Industrial manufacturing authorization for pharmaceuticals

Galena Pharma holds a permit for the industrial manufacture of pharmaceuticals. The permit issued by the Finnish Medicines Agency (Fimea) is numbered 007119/06.08.00.04/2016. The operating permit covers pharmaceuticals intended for humans and animals.
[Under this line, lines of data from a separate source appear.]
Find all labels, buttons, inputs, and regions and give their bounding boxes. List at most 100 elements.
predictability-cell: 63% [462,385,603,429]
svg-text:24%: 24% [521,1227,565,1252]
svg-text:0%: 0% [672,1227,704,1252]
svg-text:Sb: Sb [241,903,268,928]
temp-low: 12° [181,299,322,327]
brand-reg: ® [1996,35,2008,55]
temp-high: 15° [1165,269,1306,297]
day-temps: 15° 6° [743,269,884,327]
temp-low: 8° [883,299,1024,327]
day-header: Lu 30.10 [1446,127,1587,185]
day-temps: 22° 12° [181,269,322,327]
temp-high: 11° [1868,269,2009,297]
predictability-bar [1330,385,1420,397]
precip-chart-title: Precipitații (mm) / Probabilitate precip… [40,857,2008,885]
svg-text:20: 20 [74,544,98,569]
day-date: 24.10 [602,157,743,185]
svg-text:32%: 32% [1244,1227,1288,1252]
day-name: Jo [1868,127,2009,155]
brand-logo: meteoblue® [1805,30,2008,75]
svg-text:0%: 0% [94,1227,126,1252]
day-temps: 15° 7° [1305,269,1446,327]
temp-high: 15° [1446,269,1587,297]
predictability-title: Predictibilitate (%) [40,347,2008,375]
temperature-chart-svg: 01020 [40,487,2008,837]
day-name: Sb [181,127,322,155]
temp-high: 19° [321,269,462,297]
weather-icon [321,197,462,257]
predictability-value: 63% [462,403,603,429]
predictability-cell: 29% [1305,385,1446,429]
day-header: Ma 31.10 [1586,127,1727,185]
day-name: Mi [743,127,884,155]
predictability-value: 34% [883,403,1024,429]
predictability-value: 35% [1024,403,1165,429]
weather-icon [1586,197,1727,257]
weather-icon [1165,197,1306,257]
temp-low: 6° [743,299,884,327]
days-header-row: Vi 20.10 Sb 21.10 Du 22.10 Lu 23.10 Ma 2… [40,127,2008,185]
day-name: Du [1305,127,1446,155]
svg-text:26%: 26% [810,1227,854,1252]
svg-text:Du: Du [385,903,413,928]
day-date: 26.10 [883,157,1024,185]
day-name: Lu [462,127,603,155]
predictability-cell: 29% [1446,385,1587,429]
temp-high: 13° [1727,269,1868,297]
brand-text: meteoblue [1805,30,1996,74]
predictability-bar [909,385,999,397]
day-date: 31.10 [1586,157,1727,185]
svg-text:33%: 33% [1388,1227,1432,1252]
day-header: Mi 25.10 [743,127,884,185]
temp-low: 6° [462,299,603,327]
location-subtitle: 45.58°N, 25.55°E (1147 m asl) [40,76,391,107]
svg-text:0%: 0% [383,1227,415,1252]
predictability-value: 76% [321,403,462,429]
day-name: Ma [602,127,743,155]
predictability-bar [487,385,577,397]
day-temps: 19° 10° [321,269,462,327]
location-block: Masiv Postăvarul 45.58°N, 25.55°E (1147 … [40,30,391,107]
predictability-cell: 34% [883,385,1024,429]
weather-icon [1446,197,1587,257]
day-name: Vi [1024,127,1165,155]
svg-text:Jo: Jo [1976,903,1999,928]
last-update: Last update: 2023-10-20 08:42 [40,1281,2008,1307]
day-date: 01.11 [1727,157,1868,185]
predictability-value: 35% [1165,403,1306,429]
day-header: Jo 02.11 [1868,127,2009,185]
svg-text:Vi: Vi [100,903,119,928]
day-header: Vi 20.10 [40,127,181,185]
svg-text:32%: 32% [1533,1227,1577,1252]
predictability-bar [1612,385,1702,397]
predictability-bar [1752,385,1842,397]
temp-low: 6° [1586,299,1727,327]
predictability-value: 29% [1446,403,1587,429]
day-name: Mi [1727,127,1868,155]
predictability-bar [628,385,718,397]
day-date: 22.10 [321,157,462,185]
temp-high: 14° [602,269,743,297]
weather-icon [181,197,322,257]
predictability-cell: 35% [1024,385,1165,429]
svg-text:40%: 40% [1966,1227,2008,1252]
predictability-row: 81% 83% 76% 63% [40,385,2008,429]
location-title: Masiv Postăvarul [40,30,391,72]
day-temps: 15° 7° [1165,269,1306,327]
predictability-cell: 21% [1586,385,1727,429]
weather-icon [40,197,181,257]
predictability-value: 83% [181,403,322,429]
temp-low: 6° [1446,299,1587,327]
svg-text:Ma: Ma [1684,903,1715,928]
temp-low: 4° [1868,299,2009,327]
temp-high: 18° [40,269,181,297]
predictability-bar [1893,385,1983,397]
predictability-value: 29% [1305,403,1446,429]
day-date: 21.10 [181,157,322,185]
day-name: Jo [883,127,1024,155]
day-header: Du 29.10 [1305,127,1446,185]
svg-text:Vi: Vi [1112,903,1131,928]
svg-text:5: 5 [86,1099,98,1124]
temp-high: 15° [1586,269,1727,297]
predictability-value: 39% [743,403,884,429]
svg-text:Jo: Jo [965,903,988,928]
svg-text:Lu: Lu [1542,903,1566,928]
Manufacturing operations currently cover the complete manufacture of the following non-sterile forms of pharmaceuticals:

  • Other solid forms of pharmaceuticals – powders
  • tablets

Manufacturing operations currently cover the packaging of the following forms of pharmaceuticals:

  • Capsules, hard and soft

The operating permit also covers physical quality control testing and importing pharmaceuticals into the EU/EEA. The certificate can be viewed on the EudraGMP database here.

Manufacturing authorisation for investigational medicinal products

Galena Pharma holds a permit for the industrial manufacture of clinical trial pharmaceuticals. The permit issued by the Finnish Medicines Agency (Fimea) is numbered 007119/06.08.00.04/2016. The operating permit covers pharmaceuticals intended for humans.

The manufacturing operations for clinical trial pharmaceuticals currently cover the manufacture of the following forms of pharmaceuticals in their entirety:

  • Other solid forms of pharmaceuticals – powders
  • Capsules, hard
  • Tablets
  • Semi-solid products – gels and creams

The operating permit also covers physical quality control testing.
The certificate can be viewed on the EudraGMP database here.